Getting Started with Retargeting: A Crash Course for Startups


For startups that are just getting started with paid marketing, retargeting is often an attractive prospect. It’s a high-ROI tool that can help you look bigger than you are online, compete with established players in your space, and increase your conversion rates.

If you’re thinking about getting started with a retargeting campaign, here’s an overview of factors you should consider:

Choosing a Retargeting Platform

For a startup with a smaller advertising spend, you may largely be limited by your budget. There’s no shortage of retargeting providers, but many are full or managed solution providers with minimum spend requirements. (ReTargeter is one of those full-service providers and our minimum is $500/month.)

If your budget is small, I recommend getting started with Google remarketing. If that’s the right fit for you and your budget, here’s a great overview of Google’s remarking options.

The one significant downside to running with Google is that Google is only a small portion of the display-serving web. Though its display network is one of the largest, it only makes up around a fifth of the inventory ReTargeter has access to (check out a more extensive breakdown here). This point is crucial because with retargeting, you want to be able to reach your bounced traffic anywhere they go. As your marketing budget grows, you’ll probably want to leave Google remarketing behind.

Tips, Tricks, and Mistakes to Watch Out For

As powerful as retargeting is, campaigns don’t run themselves. You need to follow best practices in order to get the most out of your campaigns.

Make sure you have clearly defined goals so you can determine whether the campaign is working for you or not. If you don’t know what you’re hoping to accomplish, you’ll have no way of determining whether you get there.

Optimize your banner ads. Ad creative is hugely important for retargeting and bad creative kills campaigns. Secondly, make sure your landing pages are well-aligned with your ads.

Always use a frequency cap, which is to say, limit the number of ads each user sees. There are diminishing returns to increasing the number ads served and at a certain point, increasing your ad volume actually decreases ROI because it overwhelms your users.

And if your first campaign doesn’t work well, don’t give up on retargeting right away. Retargeting works, so if it isn’t working for you it’s likely that the cause is something fixable. For a more robust look at retargeting do’s and don’t, check out our roundup of common mistakes and their fixes: 7 Deadly Sins of Retargeting.

Measuring Success

Most retargeting providers will offer analytics, but make sure you’re tracking metrics that matter. It’s easy to get caught up with clicks, because it seems like such a clear indicator of campaign performance, but at the end of the day clicks rarely correlate to revenue earned and are not a good indicator of success.

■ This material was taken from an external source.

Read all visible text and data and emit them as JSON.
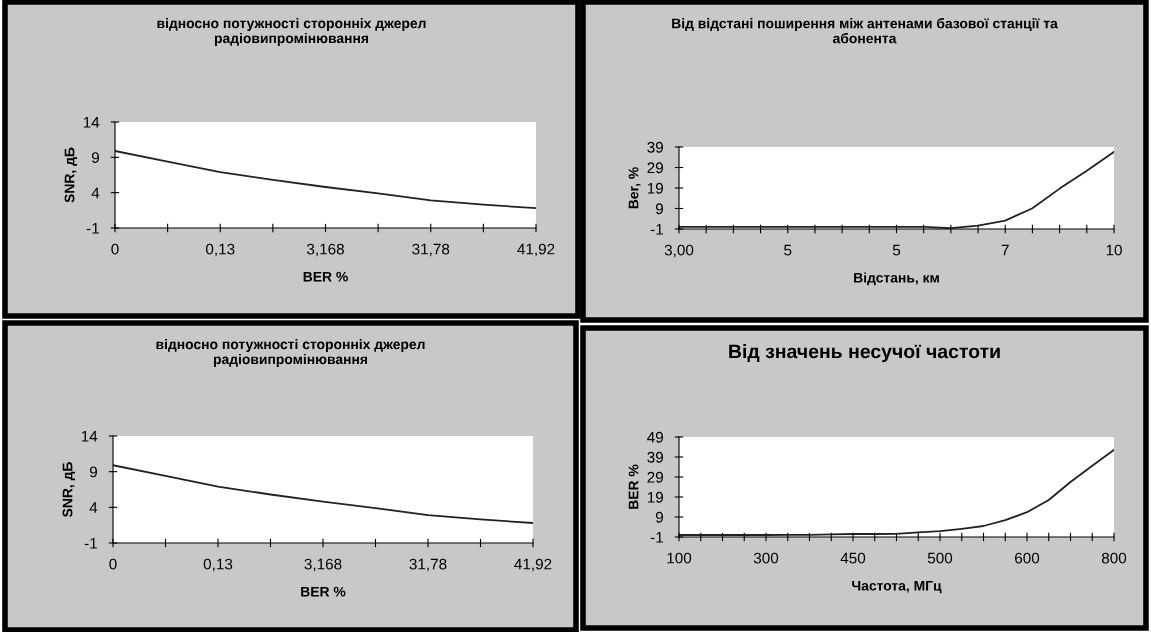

Many providers will track view-through conversions for up to 30 days (that is to say, if someone converts 30 days after seeing an ad, but never clicks, they’ll be counted as a conversion.) At ReTargeter, we recommend 24-hour windows. Here‘s more on why.

If makes sense for your business, ask your provider about revenue tracking so you know how much money each retargeting conversion drives. If a conversion for you is a lead, make sure you have a strong sense of what a lead is worth to you in dollars so you can positively determine whether or not you’re ROI-positive.


Retargeting is a powerful tool for both enterprise companies and startups alike. No matter what your budget, getting started can help you get more out of your existing initiatives, break into bigger markets, and drive more conversions.


Leave a Comment


  • A very valuable test to run is to do an A/B test on the retargeting campaign: Show your ad to 50% of the users, and a blank or PSA ad to the other 50%. Then calculate the additional lift produced by your actual ad vs the placebo.

    I did a writeup on my results here:

    Is this something the retargeter offers to it’s customers? If not, it should — in fact, I strongly believe that you should require any new advertisers to run this test. I think it will work out with positive results for the both of you, as the customer will have confidence in the value of the VTCs and will be able to intelligently ratchet up his spend.

  • You mention that the minimum price offered for Retargeter campaign is $500; however, your website states it as $1,500/month. Do you still offer the $500 option?